Department of Biostatistics, Harvard T.H. Chan School of Public Health, Boston, MA, USA.
Division of Rheumatology, Immunology, and Allergy, Brigham and Women's Hospital, Boston, MA, USA.
Nat Protoc. 2019 Dec;14(12):3426-3444. doi: 10.1038/s41596-019-0227-6. Epub 2019 Nov 20.
Phenotypes are the foundation for clinical and genetic studies of disease risk and outcomes. The growth of biobanks linked to electronic medical record (EMR) data has both facilitated and increased the demand for efficient, accurate, and robust approaches for phenotyping millions of patients. Challenges to phenotyping with EMR data include variation in the accuracy of codes, as well as the high level of manual input required to identify features for the algorithm and to obtain gold standard labels. To address these challenges, we developed PheCAP, a high-throughput semi-supervised phenotyping pipeline. PheCAP begins with data from the EMR, including structured data and information extracted from the narrative notes using natural language processing (NLP). The standardized steps integrate automated procedures, which reduce the level of manual input, and machine learning approaches for algorithm training. PheCAP itself can be executed in 1-2 d if all data are available; however, the timing is largely dependent on the chart review stage, which typically requires at least 2 weeks. The final products of PheCAP include a phenotype algorithm, the probability of the phenotype for all patients, and a phenotype classification (yes or no).
表型是疾病风险和结果的临床和遗传研究的基础。
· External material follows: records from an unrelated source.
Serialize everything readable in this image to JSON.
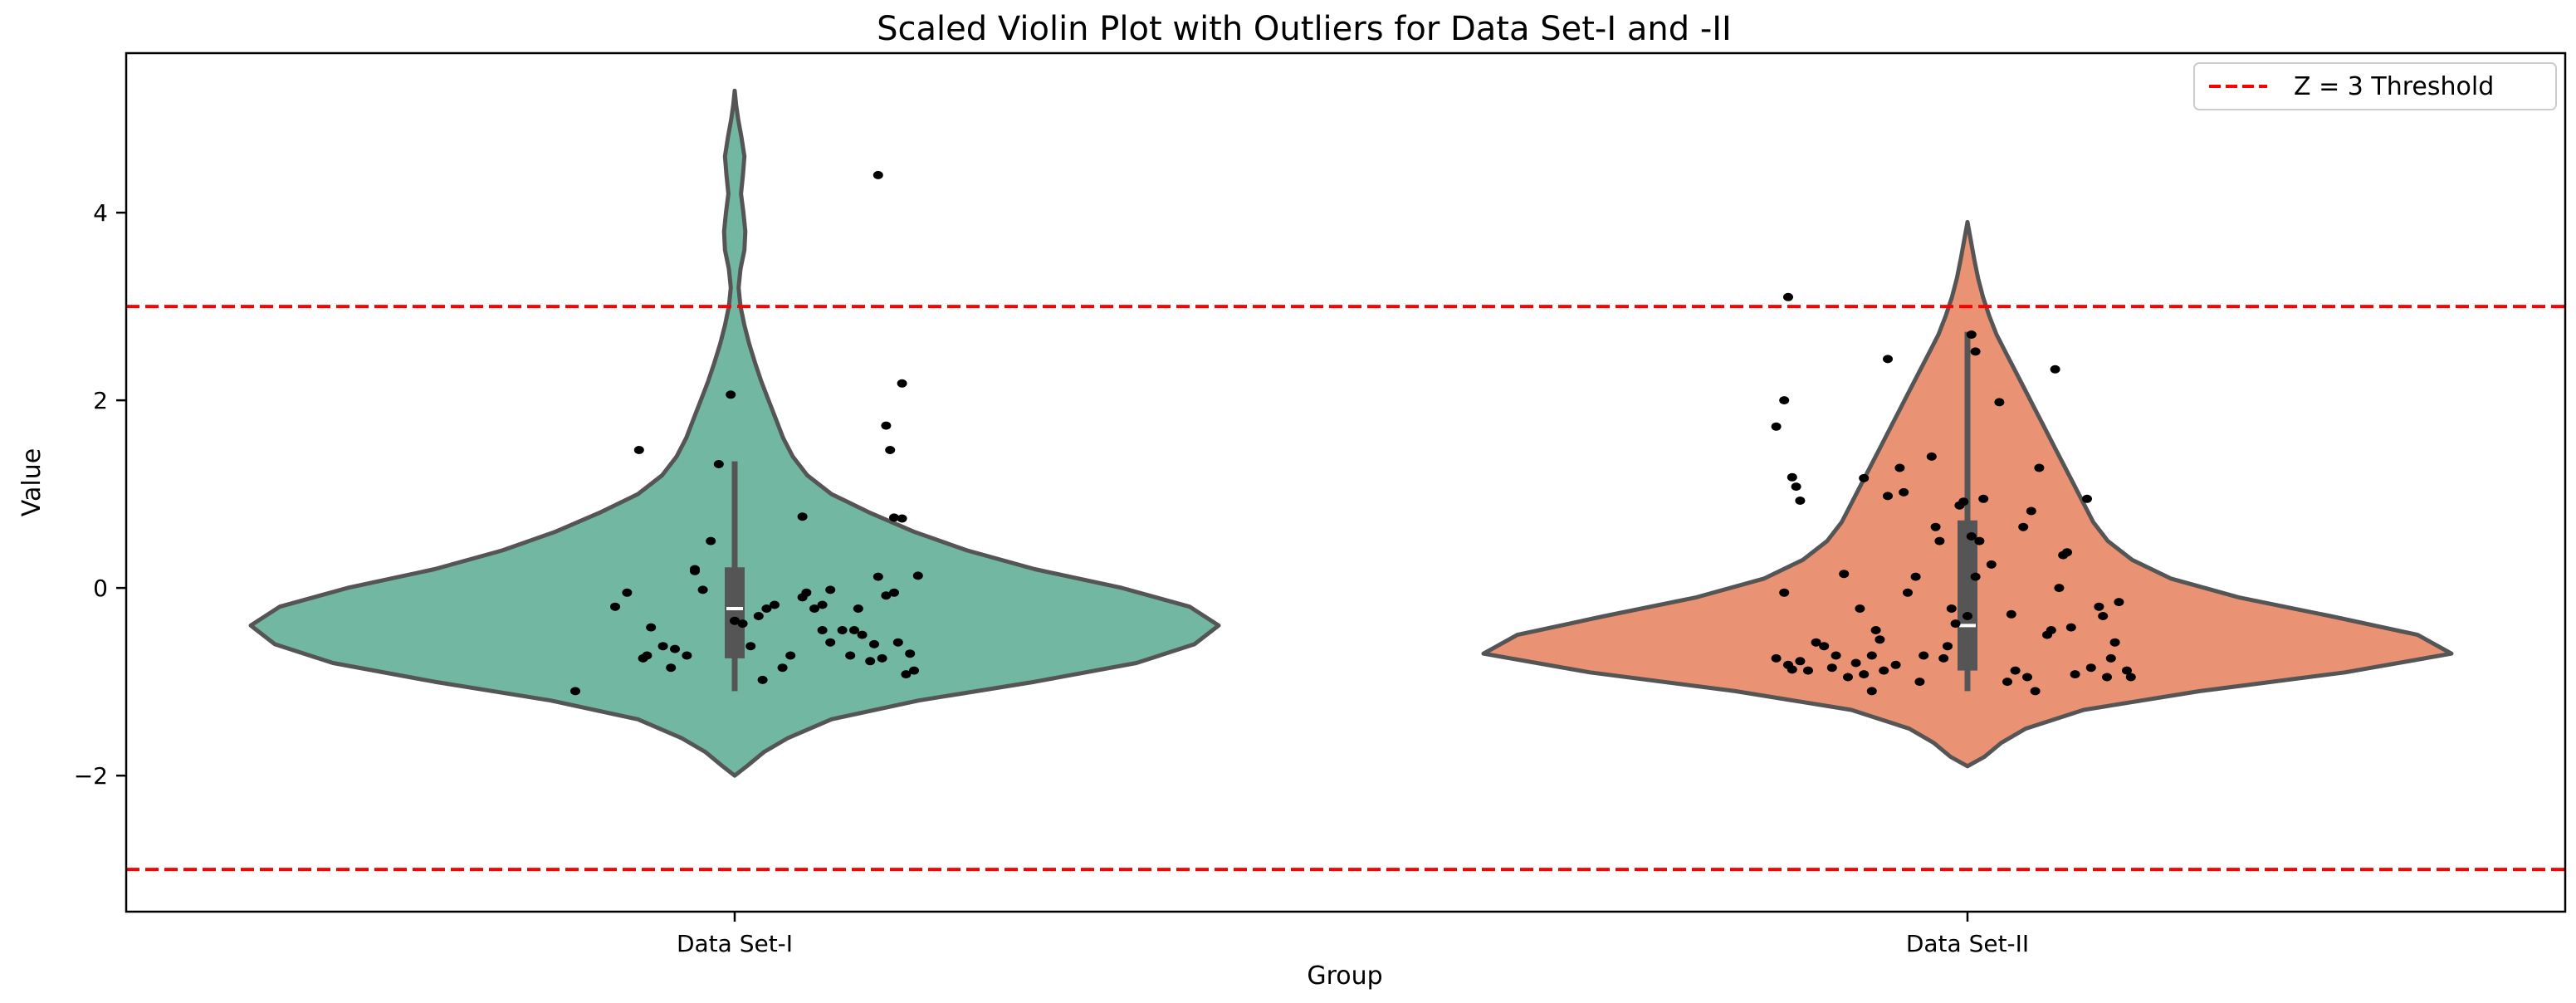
{
  "chart_data": {
    "type": "violin",
    "title": "Scaled Violin Plot with Outliers for Data Set-I and -II",
    "xlabel": "Group",
    "ylabel": "Value",
    "ylim": [
      -3.45,
      5.7
    ],
    "yticks": [
      -2,
      0,
      2,
      4
    ],
    "ytick_labels": [
      "−2",
      "0",
      "2",
      "4"
    ],
    "categories": [
      "Data Set-I",
      "Data Set-II"
    ],
    "grid": false,
    "legend": {
      "position": "top-right",
      "entries": [
        {
          "label": "Z = 3 Threshold",
          "color": "#ff0000",
          "style": "dashed"
        }
      ]
    },
    "threshold_lines": [
      3,
      -3
    ],
    "groups": [
      {
        "name": "Data Set-I",
        "color": "#72b7a1",
        "edge_color": "#555555",
        "box": {
          "q1": -0.75,
          "median": -0.22,
          "q3": 0.22,
          "whisker_low": -1.1,
          "whisker_high": 1.35
        },
        "density_profile": [
          [
            -2.0,
            0.0
          ],
          [
            -1.9,
            0.025
          ],
          [
            -1.75,
            0.06
          ],
          [
            -1.6,
            0.11
          ],
          [
            -1.4,
            0.2
          ],
          [
            -1.2,
            0.38
          ],
          [
            -1.0,
            0.62
          ],
          [
            -0.8,
            0.83
          ],
          [
            -0.6,
            0.95
          ],
          [
            -0.4,
            1.0
          ],
          [
            -0.2,
            0.94
          ],
          [
            0.0,
            0.8
          ],
          [
            0.2,
            0.62
          ],
          [
            0.4,
            0.48
          ],
          [
            0.6,
            0.37
          ],
          [
            0.8,
            0.28
          ],
          [
            1.0,
            0.2
          ],
          [
            1.2,
            0.15
          ],
          [
            1.4,
            0.12
          ],
          [
            1.6,
            0.1
          ],
          [
            1.8,
            0.085
          ],
          [
            2.0,
            0.07
          ],
          [
            2.2,
            0.055
          ],
          [
            2.4,
            0.042
          ],
          [
            2.6,
            0.03
          ],
          [
            2.8,
            0.02
          ],
          [
            3.0,
            0.012
          ],
          [
            3.2,
            0.008
          ],
          [
            3.4,
            0.012
          ],
          [
            3.6,
            0.02
          ],
          [
            3.8,
            0.022
          ],
          [
            4.0,
            0.018
          ],
          [
            4.2,
            0.013
          ],
          [
            4.4,
            0.017
          ],
          [
            4.6,
            0.02
          ],
          [
            4.8,
            0.014
          ],
          [
            5.0,
            0.007
          ],
          [
            5.15,
            0.003
          ],
          [
            5.3,
            0.0
          ]
        ],
        "points": [
          [
            -0.4,
            -1.1
          ],
          [
            -0.3,
            -0.2
          ],
          [
            -0.23,
            -0.75
          ],
          [
            -0.22,
            -0.72
          ],
          [
            -0.27,
            -0.05
          ],
          [
            -0.21,
            -0.42
          ],
          [
            -0.18,
            -0.62
          ],
          [
            -0.16,
            -0.85
          ],
          [
            -0.12,
            -0.72
          ],
          [
            -0.1,
            0.2
          ],
          [
            -0.1,
            0.18
          ],
          [
            -0.08,
            -0.02
          ],
          [
            -0.06,
            0.5
          ],
          [
            -0.04,
            1.32
          ],
          [
            -0.24,
            1.47
          ],
          [
            0.0,
            -0.35
          ],
          [
            0.02,
            -0.38
          ],
          [
            0.04,
            -0.62
          ],
          [
            0.07,
            -0.98
          ],
          [
            0.06,
            -0.3
          ],
          [
            0.08,
            -0.22
          ],
          [
            0.1,
            -0.18
          ],
          [
            0.12,
            -0.85
          ],
          [
            0.14,
            -0.72
          ],
          [
            0.17,
            -0.1
          ],
          [
            0.18,
            -0.05
          ],
          [
            0.2,
            -0.22
          ],
          [
            0.22,
            -0.45
          ],
          [
            0.24,
            -0.58
          ],
          [
            0.24,
            -0.02
          ],
          [
            0.27,
            -0.45
          ],
          [
            0.29,
            -0.72
          ],
          [
            0.3,
            -0.45
          ],
          [
            0.31,
            -0.22
          ],
          [
            0.32,
            -0.5
          ],
          [
            0.34,
            -0.78
          ],
          [
            0.35,
            -0.6
          ],
          [
            0.36,
            0.12
          ],
          [
            0.37,
            -0.75
          ],
          [
            0.38,
            -0.08
          ],
          [
            0.4,
            -0.05
          ],
          [
            0.41,
            -0.58
          ],
          [
            0.43,
            -0.92
          ],
          [
            0.44,
            -0.7
          ],
          [
            0.45,
            -0.88
          ],
          [
            0.46,
            0.13
          ],
          [
            0.38,
            1.73
          ],
          [
            0.39,
            1.47
          ],
          [
            0.4,
            0.75
          ],
          [
            0.42,
            0.74
          ],
          [
            0.42,
            2.18
          ],
          [
            0.17,
            0.76
          ],
          [
            -0.01,
            2.06
          ],
          [
            0.36,
            4.4
          ],
          [
            -0.15,
            -0.65
          ],
          [
            0.22,
            -0.18
          ]
        ]
      },
      {
        "name": "Data Set-II",
        "color": "#ea9274",
        "edge_color": "#555555",
        "box": {
          "q1": -0.88,
          "median": -0.4,
          "q3": 0.72,
          "whisker_low": -1.1,
          "whisker_high": 2.73
        },
        "density_profile": [
          [
            -1.9,
            0.0
          ],
          [
            -1.8,
            0.035
          ],
          [
            -1.65,
            0.07
          ],
          [
            -1.5,
            0.12
          ],
          [
            -1.3,
            0.24
          ],
          [
            -1.1,
            0.48
          ],
          [
            -0.9,
            0.78
          ],
          [
            -0.7,
            1.0
          ],
          [
            -0.5,
            0.93
          ],
          [
            -0.3,
            0.75
          ],
          [
            -0.1,
            0.56
          ],
          [
            0.1,
            0.42
          ],
          [
            0.3,
            0.34
          ],
          [
            0.5,
            0.29
          ],
          [
            0.7,
            0.26
          ],
          [
            0.9,
            0.24
          ],
          [
            1.1,
            0.22
          ],
          [
            1.3,
            0.2
          ],
          [
            1.5,
            0.18
          ],
          [
            1.7,
            0.16
          ],
          [
            1.9,
            0.14
          ],
          [
            2.1,
            0.12
          ],
          [
            2.3,
            0.1
          ],
          [
            2.5,
            0.08
          ],
          [
            2.7,
            0.06
          ],
          [
            2.9,
            0.045
          ],
          [
            3.1,
            0.032
          ],
          [
            3.3,
            0.022
          ],
          [
            3.5,
            0.014
          ],
          [
            3.7,
            0.007
          ],
          [
            3.9,
            0.0
          ]
        ],
        "points": [
          [
            -0.48,
            -0.75
          ],
          [
            -0.46,
            -0.05
          ],
          [
            -0.45,
            -0.82
          ],
          [
            -0.44,
            -0.87
          ],
          [
            -0.42,
            -0.78
          ],
          [
            -0.4,
            -0.88
          ],
          [
            -0.38,
            -0.58
          ],
          [
            -0.36,
            -0.62
          ],
          [
            -0.34,
            -0.85
          ],
          [
            -0.33,
            -0.72
          ],
          [
            -0.31,
            0.15
          ],
          [
            -0.3,
            -0.95
          ],
          [
            -0.28,
            -0.8
          ],
          [
            -0.26,
            -0.92
          ],
          [
            -0.24,
            -0.72
          ],
          [
            -0.24,
            -1.1
          ],
          [
            -0.23,
            -0.45
          ],
          [
            -0.22,
            -0.55
          ],
          [
            -0.21,
            -0.88
          ],
          [
            -0.2,
            0.98
          ],
          [
            -0.18,
            -0.82
          ],
          [
            -0.16,
            1.02
          ],
          [
            -0.15,
            -0.05
          ],
          [
            -0.13,
            0.12
          ],
          [
            -0.12,
            -1.0
          ],
          [
            -0.11,
            -0.72
          ],
          [
            -0.09,
            1.4
          ],
          [
            -0.08,
            0.65
          ],
          [
            -0.07,
            0.5
          ],
          [
            -0.06,
            -0.75
          ],
          [
            -0.05,
            -0.62
          ],
          [
            -0.04,
            -0.22
          ],
          [
            -0.03,
            -0.38
          ],
          [
            -0.02,
            0.88
          ],
          [
            -0.01,
            0.92
          ],
          [
            0.0,
            -0.3
          ],
          [
            0.01,
            0.55
          ],
          [
            0.02,
            0.12
          ],
          [
            0.03,
            0.5
          ],
          [
            0.04,
            0.95
          ],
          [
            0.06,
            0.25
          ],
          [
            0.08,
            1.98
          ],
          [
            0.1,
            -1.0
          ],
          [
            0.11,
            -0.28
          ],
          [
            0.12,
            -0.88
          ],
          [
            0.14,
            0.65
          ],
          [
            0.15,
            -0.95
          ],
          [
            0.16,
            0.82
          ],
          [
            0.17,
            -1.1
          ],
          [
            0.18,
            1.28
          ],
          [
            0.2,
            -0.5
          ],
          [
            0.21,
            -0.45
          ],
          [
            0.23,
            0.0
          ],
          [
            0.24,
            0.35
          ],
          [
            0.25,
            0.38
          ],
          [
            0.26,
            -0.42
          ],
          [
            0.27,
            -0.92
          ],
          [
            0.3,
            0.95
          ],
          [
            0.31,
            -0.85
          ],
          [
            0.33,
            -0.2
          ],
          [
            0.34,
            -0.3
          ],
          [
            0.35,
            -0.95
          ],
          [
            0.36,
            -0.75
          ],
          [
            0.37,
            -0.58
          ],
          [
            0.38,
            -0.15
          ],
          [
            0.4,
            -0.88
          ],
          [
            0.41,
            -0.95
          ],
          [
            -0.48,
            1.72
          ],
          [
            -0.46,
            2.0
          ],
          [
            -0.44,
            1.18
          ],
          [
            -0.43,
            1.08
          ],
          [
            -0.42,
            0.93
          ],
          [
            -0.26,
            1.17
          ],
          [
            -0.2,
            2.44
          ],
          [
            -0.17,
            1.28
          ],
          [
            0.01,
            2.7
          ],
          [
            0.02,
            2.52
          ],
          [
            0.22,
            2.33
          ],
          [
            -0.45,
            3.1
          ],
          [
            -0.27,
            -0.22
          ]
        ]
      }
    ]
  }
}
与电子病历 (EMR) 数据相关的生物库的增长既促进了对高效、准确和强大的方法的需求,也增加了对这些方法的需求,以便对数百万患者进行表型分析。使用 EMR 数据进行表型分析的挑战包括代码准确性的差异,以及为算法识别特征和获得金标准标签所需的大量手动输入。为了解决这些挑战,我们开发了 PheCAP,这是一种高通量的半监督表型分析管道。PheCAP 从 EMR 中的数据开始,包括使用自然语言处理 (NLP) 从叙述性注释中提取的结构化数据和信息。标准化步骤集成了自动化程序,从而减少了手动输入的程度,并为算法训练提供了机器学习方法。如果所有数据都可用,PheCAP 本身可以在 1-2 天内执行;但是,时间主要取决于图表审查阶段,该阶段通常至少需要 2 周。PheCAP 的最终产品包括一个表型算法、所有患者的表型概率以及表型分类(是或否)。